In the morning, I heard the voices of kids as I woke. They were on their way to school. One came up and shook my hand and used his best 3 phrases.
“Hello, how are you”
Where are you from?”
“What’s your name?”
“Izmi Eddy” (my name’s Eddy) I replied
Then he went back to the other kids who stopped and stared for 15 minutes as I got my bags packed.

The rest of the way was mostly East and with a crosswind so it was much slower but I made it to Khartoum by the early afternoon. Khartoum was quite a shock as it was so much more developed compared to what we had seen so far. It was such a contrast. Glass skyscrapers, posh cars, western style restaurants, and people dressed in a much more modern style,holding smartphones.

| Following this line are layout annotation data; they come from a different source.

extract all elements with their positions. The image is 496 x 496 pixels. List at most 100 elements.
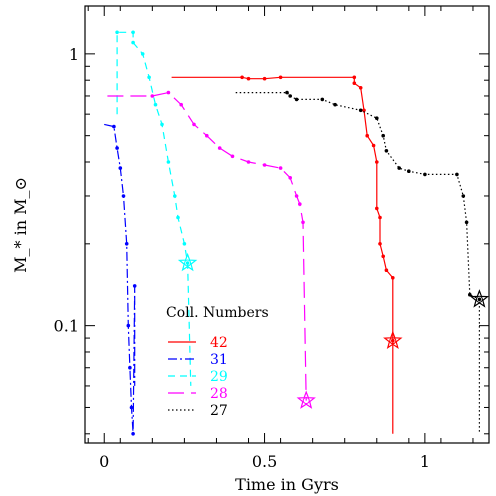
data-point bbox=[468, 292, 472, 297]
data-point bbox=[378, 242, 382, 246]
data-point bbox=[176, 215, 180, 220]
data-point bbox=[192, 122, 196, 127]
data-point bbox=[124, 242, 129, 246]
series-27 bbox=[235, 90, 490, 434]
legend-entry-27: 27 bbox=[168, 403, 228, 419]
data-point bbox=[262, 163, 267, 167]
legend-entry-28: 28 bbox=[168, 386, 228, 402]
y-axis-label: M_* in M_⊙ bbox=[11, 177, 30, 273]
legend-label: 42 bbox=[210, 335, 228, 351]
legend-title: Coll. Numbers bbox=[166, 305, 269, 321]
end-star-marker bbox=[469, 289, 490, 308]
data-point bbox=[407, 169, 411, 173]
data-point bbox=[384, 149, 389, 153]
legend-label: 31 bbox=[210, 352, 228, 368]
data-point bbox=[477, 297, 482, 302]
data-point bbox=[371, 143, 376, 148]
series-line bbox=[171, 76, 394, 434]
data-point bbox=[461, 194, 466, 198]
data-point bbox=[423, 172, 427, 177]
data-point bbox=[140, 52, 145, 56]
data-point bbox=[217, 146, 222, 150]
data-point bbox=[391, 338, 395, 343]
data-point bbox=[352, 81, 357, 85]
y-tick-label: 0.1 bbox=[54, 317, 79, 336]
axis-ticks: 0 0.5 1 0.1 1 bbox=[54, 6, 489, 471]
data-point bbox=[375, 160, 379, 164]
data-point bbox=[129, 405, 134, 410]
series-42 bbox=[171, 75, 403, 434]
data-point bbox=[391, 276, 395, 280]
data-point bbox=[278, 166, 283, 170]
data-point bbox=[182, 242, 187, 246]
data-point bbox=[397, 166, 402, 170]
data-point bbox=[150, 94, 155, 98]
data-point bbox=[285, 90, 289, 95]
data-point bbox=[121, 194, 126, 198]
x-tick-label: 1 bbox=[420, 452, 430, 471]
end-star-marker-core bbox=[184, 259, 192, 267]
data-point bbox=[147, 75, 151, 80]
legend-entry-42: 42 bbox=[168, 335, 228, 351]
legend-entry-31: 31 bbox=[168, 352, 228, 368]
x-axis-label: Time in Gyrs bbox=[235, 475, 339, 494]
data-point bbox=[115, 30, 119, 35]
data-point bbox=[301, 220, 305, 225]
series-line bbox=[235, 91, 480, 434]
data-point bbox=[131, 432, 135, 436]
data-point bbox=[375, 116, 379, 120]
series-layer bbox=[104, 30, 490, 436]
data-point bbox=[333, 102, 337, 107]
end-star-marker bbox=[177, 252, 198, 272]
data-point bbox=[128, 365, 132, 370]
data-point bbox=[173, 194, 177, 198]
data-point bbox=[262, 76, 267, 81]
end-star-marker bbox=[383, 330, 403, 349]
legend-label: 28 bbox=[210, 386, 228, 402]
y-tick-label: 1 bbox=[69, 45, 79, 64]
legend-label: 27 bbox=[210, 403, 228, 419]
data-point bbox=[166, 90, 171, 95]
data-point bbox=[205, 133, 209, 138]
data-point bbox=[378, 215, 382, 220]
legend-label: 29 bbox=[210, 369, 228, 385]
data-point bbox=[464, 220, 469, 225]
series-line bbox=[107, 91, 307, 401]
data-point bbox=[352, 75, 357, 80]
data-point bbox=[246, 76, 251, 81]
data-point bbox=[381, 133, 386, 138]
data-point bbox=[381, 254, 386, 259]
series-line bbox=[104, 123, 136, 434]
data-point bbox=[288, 176, 293, 180]
data-point bbox=[115, 146, 119, 150]
series-31 bbox=[104, 123, 137, 436]
series-28 bbox=[107, 90, 316, 409]
end-star-marker-core bbox=[475, 295, 483, 303]
data-point bbox=[365, 133, 370, 138]
data-point bbox=[294, 97, 299, 102]
data-point bbox=[131, 40, 135, 45]
data-point bbox=[153, 102, 158, 107]
data-point bbox=[112, 124, 116, 129]
plot-frame bbox=[84, 5, 490, 444]
data-point bbox=[240, 75, 244, 80]
data-point bbox=[294, 194, 299, 198]
data-point bbox=[179, 102, 183, 107]
x-tick-label: 0.5 bbox=[252, 452, 277, 471]
data-point bbox=[126, 323, 131, 328]
end-star-marker-core bbox=[389, 337, 397, 345]
series-29 bbox=[115, 30, 198, 386]
x-tick-label: 0 bbox=[99, 452, 109, 471]
data-point bbox=[246, 160, 251, 164]
data-point bbox=[384, 268, 389, 273]
data-point bbox=[375, 206, 379, 211]
end-star-marker-core bbox=[302, 397, 310, 405]
end-star-marker bbox=[296, 390, 316, 409]
data-point bbox=[131, 30, 135, 35]
data-point bbox=[185, 261, 190, 265]
data-point bbox=[118, 166, 123, 170]
data-point bbox=[132, 284, 137, 288]
data-point bbox=[298, 202, 302, 206]
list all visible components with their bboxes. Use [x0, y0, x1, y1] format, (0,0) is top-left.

I couldn’t find the hostel and sat down to work out a plan B. A man asked if I needed help and then more people came over. There were about ten of them around me and one called over a kind lady called Sara who spoke English. She said ” you are at road 47 but in the wrong district!” She said she would take me there and I followed her car to the hostel. And the next night she took us for dinner! I am pleased to say that I now have Sudanese friends.

Alex arrived that evening and we spent the next 2 days in Khartoum where we registered with the police ( an awful experience) and applying for the Ethiopian visa (which was relatively simple and cost just 20 dollars).

Next? Wad Medani (9th Jan) and then Gedarref. It should take about 4 days to reach the Ethiopian border.